Dignitaries take part in a ceremonial groundbreaking for a multidisciplinary academic medical education and research center on Friday, Oct. 23, 2015, in downtown Evansville. The project, pending approval by the State of Indiana, will be a collaboration between the City of Evansville, Indiana University, the University of Evansville, and the University of Southern Indiana.
EVANSVILLE, Ind. – A groundbreaking ceremony was held Friday, Oct. 23, for the new Multi-Institutional Academic Health Science Education and Research Campus in downtown Evansville. The launch of a new model of medical education training for future physicians, dentists and health professionals in Indiana will serve as the new home for the Indiana University School of Medicine-Evansville campus.
The interprofessional medical education and research center will offer the most advanced technologies to educate and train future generations of physicians, dentists, nurses, health science researchers and other health care providers and is a direct result of a unique and well-coordinated collaboration among four regional hospitals and three institutions of higher education. The partners are Deaconess Health System, Evansville, Ind.; Good Samaritan Hospital, Vincennes, Ind.; Memorial Hospital and Health Care Center, Jasper, Ind.; St. Mary’s Health System, Evansville, Ind.; Indiana University; University of Evansville; and University of Southern Indiana.
Turning the first shovels of dirt on the historic construction project were Evansville Mayor Lloyd Winnecke; IU President Michael A. McRobbie; USI President Linda L. M. Bennett; IU School of Medicine-Evansville Director Steven G. Becker, M.D.; IU Trustee Patrick Shoulders; and Mary Kessler, dean of the UE College of Education and Health Sciences, representing UE President Thomas Kazee.
The medical education research center will open for the 2017-18 academic school year. The signature element of the campus will be a 25,000-square-foot, state-of-the-art simulation center where advanced technologies will be tested and used in combination with training, research and potential product development. The IU School of Dentistry is pursuing an exciting opportunity to bring an oral health component to the project through an on-site dental residency program and rotations for dental students currently based in Indianapolis.
“This new medical campus would not be possible without our partners coming together to create a shared vision and then working diligently in unison toward a common goal to provide the highest level of training for future generations of health professionals in a collaborative educational environment with the latest technologies in medicine, while simultaneously addressing the growing shortage of physicians,” said Mayor Winnecke. “This new model of medical education will transform the delivery of health care in the tri-state region. More importantly, it will result in more physicians being trained and retained in Indiana.”
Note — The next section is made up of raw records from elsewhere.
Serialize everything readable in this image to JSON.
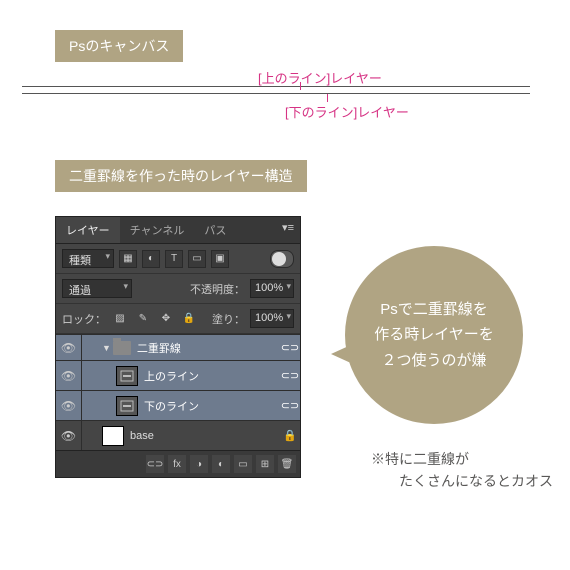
{
  "section1": {
    "badge": "Psのキャンバス",
    "top_label": "[上のライン]レイヤー",
    "bottom_label": "[下のライン]レイヤー"
  },
  "section2": {
    "badge": "二重罫線を作った時のレイヤー構造"
  },
  "panel": {
    "tabs": {
      "layers": "レイヤー",
      "channels": "チャンネル",
      "paths": "パス"
    },
    "filter_kind": "種類",
    "blend_mode": "通過",
    "opacity_label": "不透明度：",
    "opacity_value": "100%",
    "lock_label": "ロック：",
    "fill_label": "塗り：",
    "fill_value": "100%",
    "layers": {
      "group": "二重罫線",
      "top": "上のライン",
      "bottom": "下のライン",
      "base": "base"
    }
  },
  "bubble": "Psで二重罫線を\n作る時レイヤーを\n２つ使うのが嫌",
  "note": "※特に二重線が\n　　たくさんになるとカオス"
}
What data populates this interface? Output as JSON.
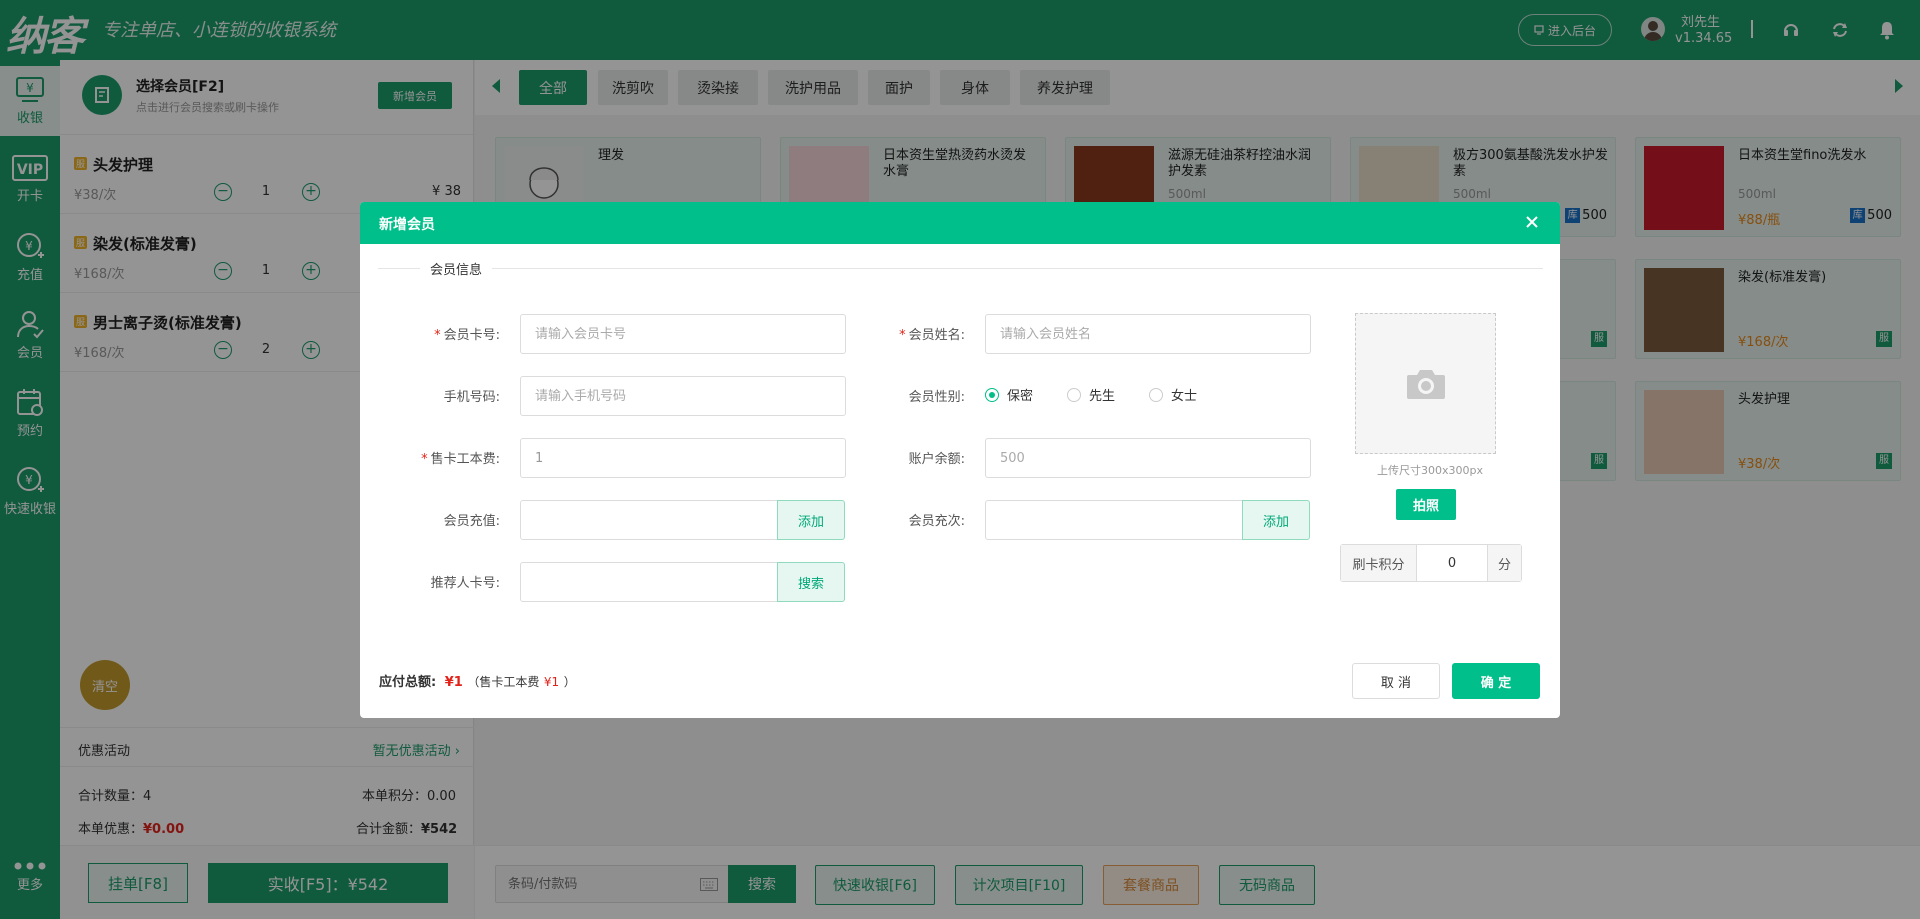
{
  "app": {
    "logo": "纳客",
    "slogan": "专注单店、小连锁的收银系统"
  },
  "header": {
    "admin_label": "进入后台",
    "user_name": "刘先生",
    "version": "v1.34.65"
  },
  "sidebar": {
    "items": [
      {
        "label": "收银"
      },
      {
        "label": "开卡"
      },
      {
        "label": "充值"
      },
      {
        "label": "会员"
      },
      {
        "label": "预约"
      },
      {
        "label": "快速收银"
      }
    ],
    "more_label": "更多"
  },
  "member": {
    "title": "选择会员[F2]",
    "subtitle": "点击进行会员搜索或刷卡操作",
    "new_button": "新增会员"
  },
  "cart": {
    "items": [
      {
        "tag": "服",
        "name": "头发护理",
        "price": "¥38/次",
        "qty": "1",
        "subtotal": "¥ 38"
      },
      {
        "tag": "服",
        "name": "染发(标准发膏)",
        "price": "¥168/次",
        "qty": "1",
        "subtotal": ""
      },
      {
        "tag": "服",
        "name": "男士离子烫(标准发膏)",
        "price": "¥168/次",
        "qty": "2",
        "subtotal": ""
      }
    ],
    "clear_label": "清空",
    "promo_label": "优惠活动",
    "promo_value": "暂无优惠活动 ›",
    "total_qty_label": "合计数量：",
    "total_qty": "4",
    "points_label": "本单积分：",
    "points": "0.00",
    "discount_label": "本单优惠：",
    "discount": "¥0.00",
    "total_label": "合计金额：",
    "total": "¥542",
    "hang_label": "挂单[F8]",
    "pay_label": "实收[F5]：¥542"
  },
  "categories": [
    "全部",
    "洗剪吹",
    "烫染接",
    "洗护用品",
    "面护",
    "身体",
    "养发护理"
  ],
  "products": [
    {
      "name": "理发",
      "spec": "",
      "price": "",
      "stock": ""
    },
    {
      "name": "日本资生堂热烫药水烫发水膏",
      "spec": "",
      "price": "",
      "stock": ""
    },
    {
      "name": "滋源无硅油茶籽控油水润护发素",
      "spec": "500ml",
      "price": "",
      "stock": ""
    },
    {
      "name": "极方300氨基酸洗发水护发素",
      "spec": "500ml",
      "price": "",
      "stock": "500"
    },
    {
      "name": "日本资生堂fino洗发水",
      "spec": "500ml",
      "price": "¥88/瓶",
      "stock": "500"
    },
    {
      "name": "染发(标准发膏)",
      "spec": "",
      "price": "¥168/次",
      "svc": "服"
    },
    {
      "name": "头发护理",
      "spec": "",
      "price": "¥38/次",
      "svc": "服"
    }
  ],
  "stock_tag": "库",
  "svc_tag": "服",
  "bottom": {
    "barcode_placeholder": "条码/付款码",
    "search": "搜索",
    "quick": "快速收银[F6]",
    "count_item": "计次项目[F10]",
    "package": "套餐商品",
    "nocode": "无码商品"
  },
  "modal": {
    "title": "新增会员",
    "section": "会员信息",
    "card_no_label": "会员卡号:",
    "card_no_placeholder": "请输入会员卡号",
    "name_label": "会员姓名:",
    "name_placeholder": "请输入会员姓名",
    "phone_label": "手机号码:",
    "phone_placeholder": "请输入手机号码",
    "gender_label": "会员性别:",
    "gender_options": [
      "保密",
      "先生",
      "女士"
    ],
    "gender_selected": "保密",
    "fee_label": "售卡工本费:",
    "fee_value": "1",
    "balance_label": "账户余额:",
    "balance_placeholder": "500",
    "recharge_label": "会员充值:",
    "recharge_add": "添加",
    "count_label": "会员充次:",
    "count_add": "添加",
    "referrer_label": "推荐人卡号:",
    "referrer_search": "搜索",
    "upload_hint": "上传尺寸300x300px",
    "photo_button": "拍照",
    "points_label": "刷卡积分",
    "points_value": "0",
    "points_unit": "分",
    "total_label": "应付总额:",
    "total_value": "¥1",
    "total_note_prefix": "（售卡工本费",
    "total_note_value": "¥1",
    "total_note_suffix": "）",
    "cancel": "取 消",
    "ok": "确 定"
  },
  "colors": {
    "brand": "#1c9b6c",
    "modal_accent": "#00bf8a",
    "danger": "#e2231a"
  }
}
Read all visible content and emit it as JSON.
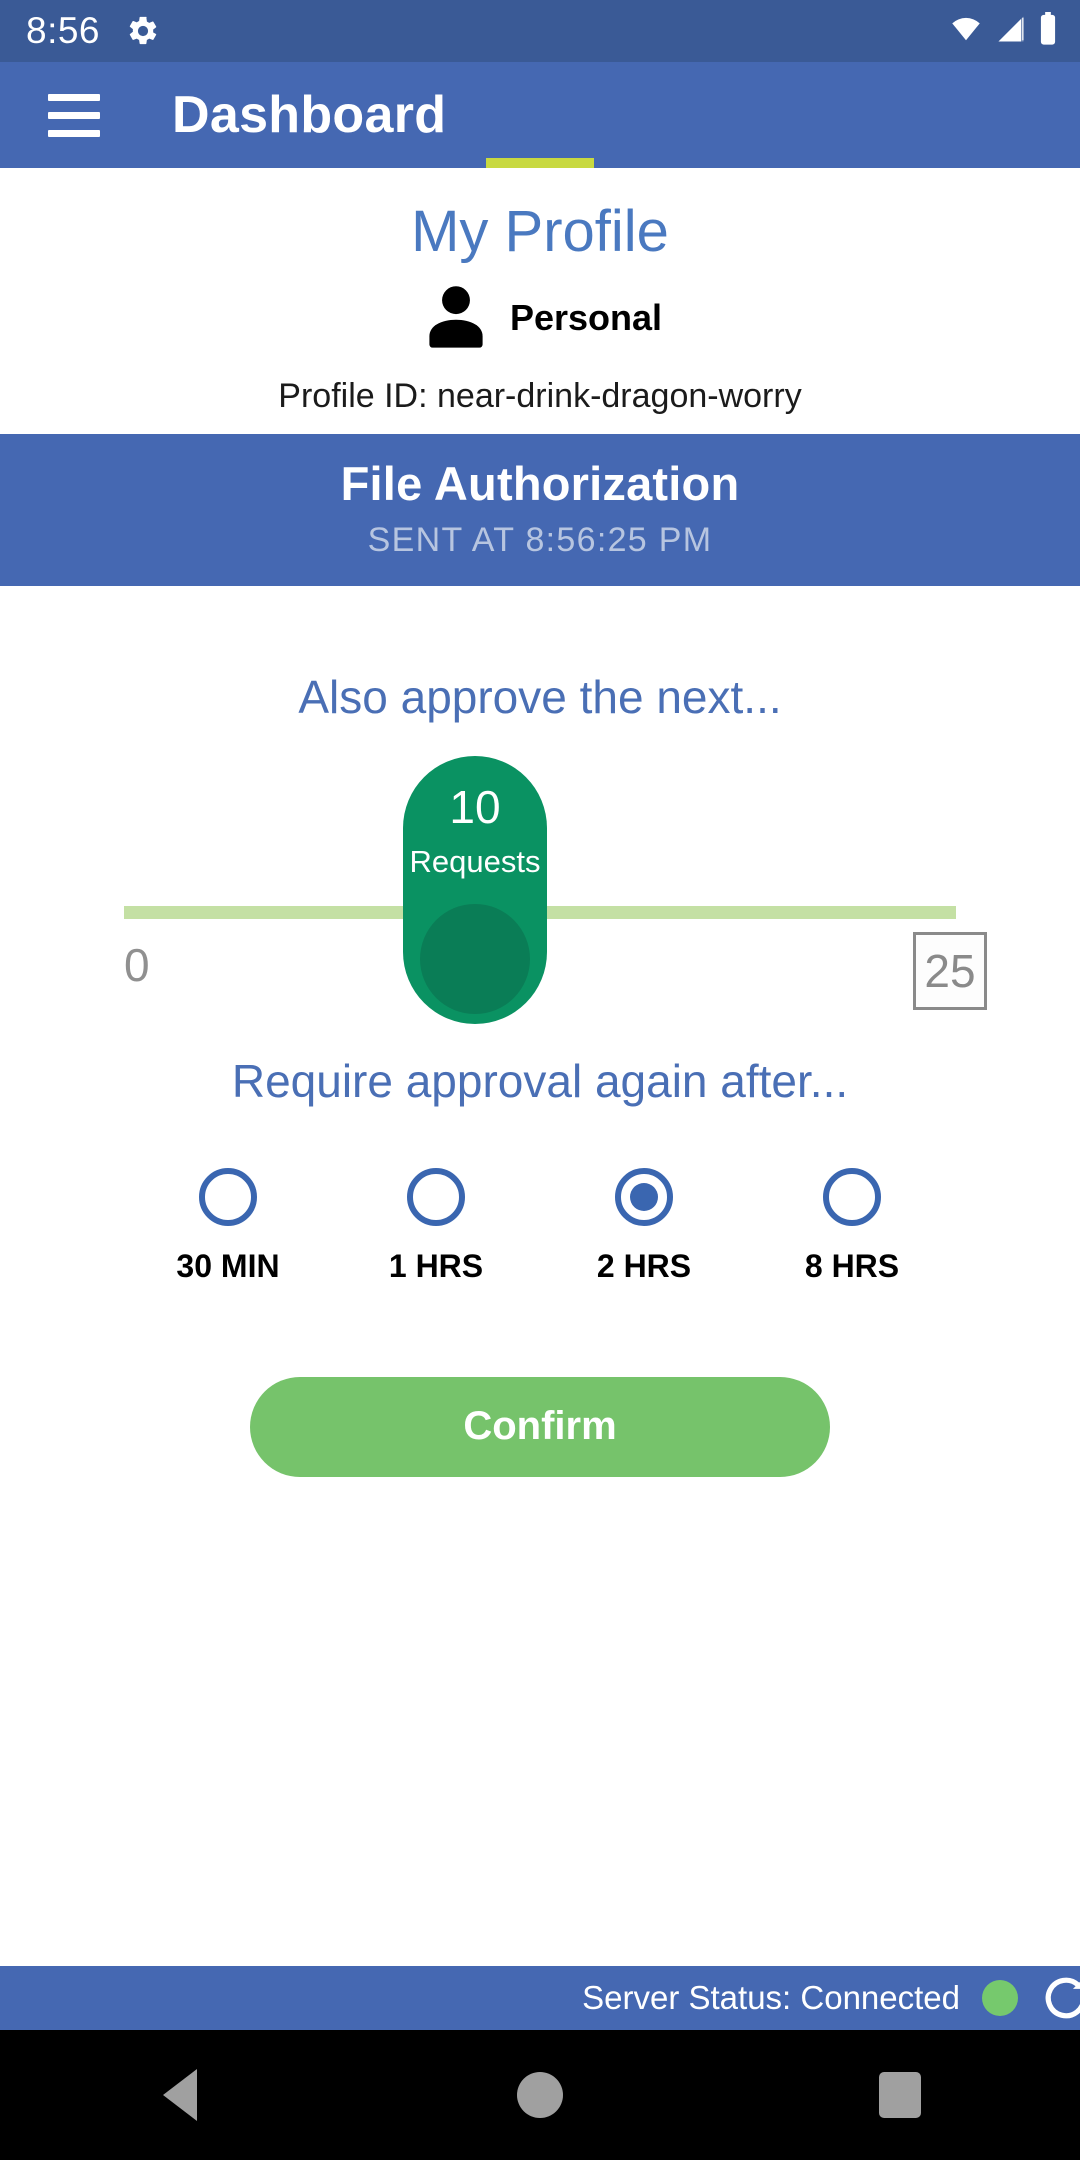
{
  "status_bar": {
    "time": "8:56",
    "gear_icon": "gear-icon",
    "wifi_icon": "wifi-icon",
    "signal_icon": "cellular-signal-icon",
    "battery_icon": "battery-icon"
  },
  "app_bar": {
    "menu_icon": "hamburger-menu-icon",
    "title": "Dashboard",
    "accent_color": "#c8d941",
    "background_color": "#4568b2"
  },
  "profile": {
    "title": "My Profile",
    "avatar_icon": "person-icon",
    "account_name": "Personal",
    "profile_id": "Profile ID: near-drink-dragon-worry"
  },
  "banner": {
    "title": "File Authorization",
    "subtitle": "SENT AT 8:56:25 PM"
  },
  "requests": {
    "label": "Also approve the next...",
    "value": "10",
    "unit": "Requests",
    "min": "0",
    "max": "25",
    "track_color": "#c4e0a4",
    "thumb_color": "#0a9262"
  },
  "interval": {
    "label": "Require approval again after...",
    "options": [
      {
        "label": "30 MIN",
        "selected": false
      },
      {
        "label": "1 HRS",
        "selected": false
      },
      {
        "label": "2 HRS",
        "selected": true
      },
      {
        "label": "8 HRS",
        "selected": false
      }
    ]
  },
  "confirm": {
    "label": "Confirm",
    "color": "#76c36b"
  },
  "footer": {
    "status_text": "Server Status: Connected",
    "status_color": "#76c96d",
    "refresh_icon": "refresh-icon"
  },
  "nav_bar": {
    "back_icon": "back-triangle-icon",
    "home_icon": "home-circle-icon",
    "recents_icon": "recents-square-icon"
  }
}
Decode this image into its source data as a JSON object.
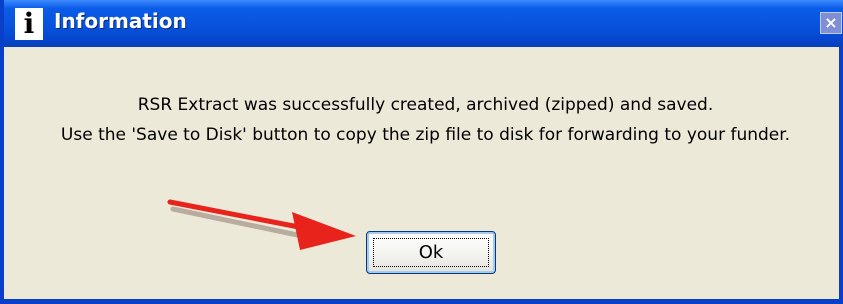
{
  "window": {
    "title": "Information",
    "title_icon": "info-icon",
    "title_icon_glyph": "i",
    "close_glyph": "×"
  },
  "message": {
    "line1": "RSR Extract was successfully created, archived (zipped) and saved.",
    "line2": "Use the 'Save to Disk' button to copy the zip file to disk for forwarding to your funder."
  },
  "buttons": {
    "ok_label": "Ok"
  },
  "annotation": {
    "icon": "red-arrow-icon",
    "color": "#e8231c"
  },
  "colors": {
    "titlebar": "#0853de",
    "dialog_bg": "#ece9d8",
    "close_button": "#7e8fd8"
  }
}
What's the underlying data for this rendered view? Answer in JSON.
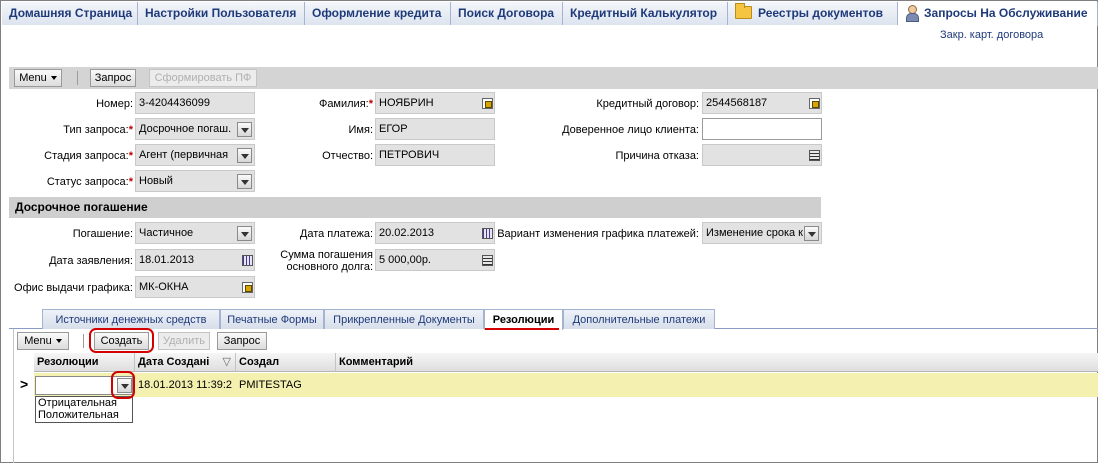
{
  "top_tabs": [
    {
      "label": "Домашняя Страница"
    },
    {
      "label": "Настройки Пользователя"
    },
    {
      "label": "Оформление кредита"
    },
    {
      "label": "Поиск Договора"
    },
    {
      "label": "Кредитный Калькулятор"
    },
    {
      "label": "Реестры документов",
      "icon": "folder-icon"
    },
    {
      "label": "Запросы На Обслуживание",
      "icon": "person-icon",
      "active": true
    }
  ],
  "sublink": "Закр. карт. договора",
  "toolbar": {
    "menu": "Menu",
    "request": "Запрос",
    "form_pf": "Сформировать ПФ"
  },
  "form": {
    "number_label": "Номер:",
    "number_value": "3-4204436099",
    "request_type_label": "Тип запроса:",
    "request_type_value": "Досрочное погаш.",
    "request_stage_label": "Стадия запроса:",
    "request_stage_value": "Агент (первичная",
    "request_status_label": "Статус запроса:",
    "request_status_value": "Новый",
    "surname_label": "Фамилия:",
    "surname_value": "НОЯБРИН",
    "name_label": "Имя:",
    "name_value": "ЕГОР",
    "patronymic_label": "Отчество:",
    "patronymic_value": "ПЕТРОВИЧ",
    "credit_contract_label": "Кредитный договор:",
    "credit_contract_value": "2544568187",
    "trusted_person_label": "Доверенное лицо клиента:",
    "trusted_person_value": "",
    "refusal_reason_label": "Причина отказа:",
    "refusal_reason_value": ""
  },
  "section": {
    "title": "Досрочное погашение",
    "repayment_label": "Погашение:",
    "repayment_value": "Частичное",
    "application_date_label": "Дата заявления:",
    "application_date_value": "18.01.2013",
    "schedule_office_label": "Офис выдачи графика:",
    "schedule_office_value": "МК-ОКНА",
    "payment_date_label": "Дата платежа:",
    "payment_date_value": "20.02.2013",
    "principal_sum_label_1": "Сумма погашения",
    "principal_sum_label_2": "основного долга:",
    "principal_sum_value": "5 000,00р.",
    "schedule_change_label": "Вариант изменения графика платежей:",
    "schedule_change_value": "Изменение срока к"
  },
  "sub_tabs": [
    {
      "label": "Источники денежных средств"
    },
    {
      "label": "Печатные Формы"
    },
    {
      "label": "Прикрепленные Документы"
    },
    {
      "label": "Резолюции",
      "active": true
    },
    {
      "label": "Дополнительные платежи"
    }
  ],
  "grid_toolbar": {
    "menu": "Menu",
    "create": "Создать",
    "delete": "Удалить",
    "request": "Запрос"
  },
  "grid": {
    "columns": [
      "Резолюции",
      "Дата Создані",
      "Создал",
      "Комментарий"
    ],
    "rows": [
      {
        "resolution": "",
        "created_date": "18.01.2013 11:39:2",
        "created_by": "PMITESTAG",
        "comment": ""
      }
    ],
    "dropdown_options": [
      "Отрицательная",
      "Положительная"
    ]
  },
  "annotation_color": "#d40000"
}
The IU School of Medicine-Evansville will move its four-year medical education program from its current location at the University of Southern Indiana to the new campus. In addition, the IU School of Dentistry will offer training for dental residents and dental students by operating a public clinic at the new Evansville campus.
“This tremendous expansion of our medical education facilities in Evansville is consistent with Indiana University’s leadership in medical and health sciences in Indiana for over a century and stands as a testament to the university’s commitment to southwest Indiana,” said Indiana University President Michael A. McRobbie. “The new medical education center will contribute greatly to our efforts, and those of our institutional partners, to meet the growing demand for health care providers in this region and to the ongoing economic development of downtown Evansville, of which we are pleased to be a part.”
The concept for an academic and research campus initiated from a proposal by Indiana University School of Medicine-Evansville to the Evansville Regional Business Committee in 2011 to expand medical education in the Evansville region. The proposal identified a critical shortage of physicians, physician assistants and nurse practitioners as well as aging demographics that will intensify the physician shortage.
“The various health science programs offered by the participating schools will redefine the future of health care not just for our region, but for the entire state of Indiana and the nation,” said Dr. Steven Becker, director of the IU School of Medicine-Evansville. “The medical campus will tap the knowledge and experience of local physicians, who are immensely skilled and widely respected in their professions, to provide most of the clinical training. We know that most doctors who are trained here will stay here, creating a pipeline of future health professionals for our region.”
Indiana lawmakers have approved $25.2 million for the campus, and the City of Evansville has approved a total financial package of $52 million. The annual estimated economic impact of the medical school project is projected to exceed $350 million within 10 years, by 2025.